As for computer-controlled navigation in traffic, we have thus far only showcased existing technologies that are aiding in this. It's just a matter of refining them to the point where they're better and more reliable than humans. Sounds ridiculous, but driving is one aspect of human ability that is actually quite logical and mechanical, and that's where computers excel.


It's Already Happened
No, you can't go out and buy a self-driving car just yet, but there's already a race event for them!

The US DARPA (Defense Advanced Research Project Agency) has an event called the Grand Challenge for researchers to showcase their self-driving cars and pit them against each other in a race.

The first race took place in 2004. A hundred and six entries were vying for the prize-1 million US dollars. Quite a few crashed and burned, while others just got lost along the way. None of the entries were even able to finish the race, leave alone finish it in the stipulated time in order to win the prize money. Some veered off-course, trying to avoid colliding into their own shadows; some screeched to a halt for tiny bushes, but failed to recognize huge boulders… we may laugh, but the amount of money and time that was invested in this event was serious.

For the 2005 Grand Challenge, DARPA raised the stakes to $2 million, and it worked! Stanford Racing Team's entrant, Stanley, safely completed the 132-mile desert course in just 6 hours and 54 minutes! Visit

for more information on Stanley.

The 2007 Grand Challenge still gives away $2 million, but the difference is that it will be held in more real-world scenarios-in a city, with other cars and traffic lights on the road. We'll keep you posted on how it turns out. The fact is that in the 2005 challenge, five cars were able to finish the race, and this is promising: these cars actually were "thinking" and taking "decisions" on their 132-mile trek, in off-road conditions! If even a single car can finish the 2007 race, we will be very tempted to believe that DARPA's goal of replacing one-third of cars with robotic driven vehicles might actually come true! 

A Vision
If cars can already think well enough to navigate in off-road conditions with no prior mapping of terrain, imagine how good they'd be if the route were actually mapped!

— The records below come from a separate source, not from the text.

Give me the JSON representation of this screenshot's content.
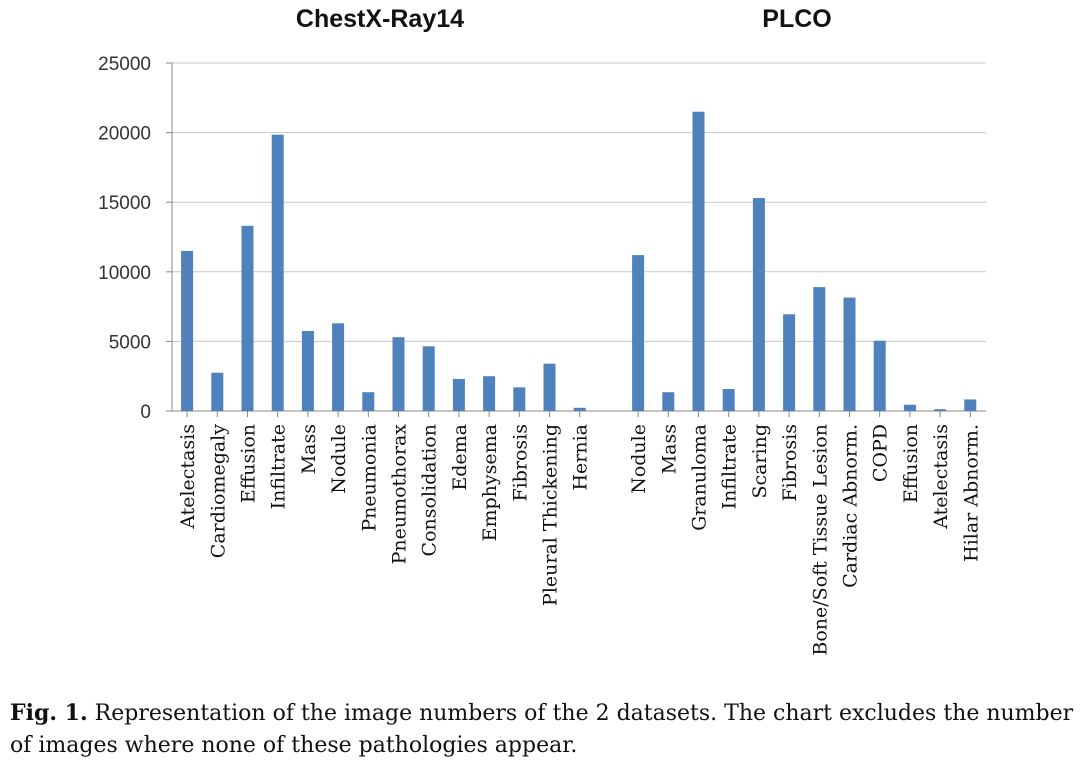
{
  "chart_data": {
    "type": "bar",
    "ylim": [
      0,
      25000
    ],
    "yticks": [
      0,
      5000,
      10000,
      15000,
      20000,
      25000
    ],
    "grid": true,
    "bar_color": "#4f81bd",
    "groups": [
      {
        "title": "ChestX-Ray14",
        "categories": [
          "Atelectasis",
          "Cardiomegaly",
          "Effusion",
          "Infiltrate",
          "Mass",
          "Nodule",
          "Pneumonia",
          "Pneumothorax",
          "Consolidation",
          "Edema",
          "Emphysema",
          "Fibrosis",
          "Pleural Thickening",
          "Hernia"
        ],
        "values": [
          11500,
          2750,
          13300,
          19850,
          5750,
          6300,
          1350,
          5300,
          4650,
          2300,
          2500,
          1700,
          3400,
          230
        ]
      },
      {
        "title": "PLCO",
        "categories": [
          "Nodule",
          "Mass",
          "Granuloma",
          "Infiltrate",
          "Scaring",
          "Fibrosis",
          "Bone/Soft Tissue Lesion",
          "Cardiac Abnorm.",
          "COPD",
          "Effusion",
          "Atelectasis",
          "Hilar Abnorm."
        ],
        "values": [
          11200,
          1350,
          21500,
          1580,
          15300,
          6950,
          8900,
          8150,
          5050,
          450,
          130,
          830
        ]
      }
    ]
  },
  "caption": {
    "label": "Fig. 1.",
    "text": " Representation of the image numbers of the 2 datasets. The chart excludes the number of images where none of these pathologies appear."
  }
}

Is it that hard to imagine a day, maybe less than a decade from now, when you don't need to learn to whistle just to stop a cabbie in New York, or dodge recklessly-driven buses to cross the street in Mumbai?

Imagine just hopping into a car, stating your destination, then sitting back as the car decides by itself what the fastest route to your destination would be-factoring in information it receives via GPS about traffic conditions, accidents (if any), and also the shortest route… except for the fact that people might not like the idea of giving up control to a robot, it all sounds hunky-dory.

Another aspect of cars that might change-if adaptive guidance systems do become a reality-is design. Right now, cars are designed a certain way because things like driver comfort, visibility, aerodynamics, etc., all come into play. What happens when a driver isn't needed? Will we stick to the designs we have or will we change them radically?

Whatever happens, prepare to see some really cool technologies and designs in cars in the next 10 years. Until then, try not to choke too badly on your way to work… and dream on!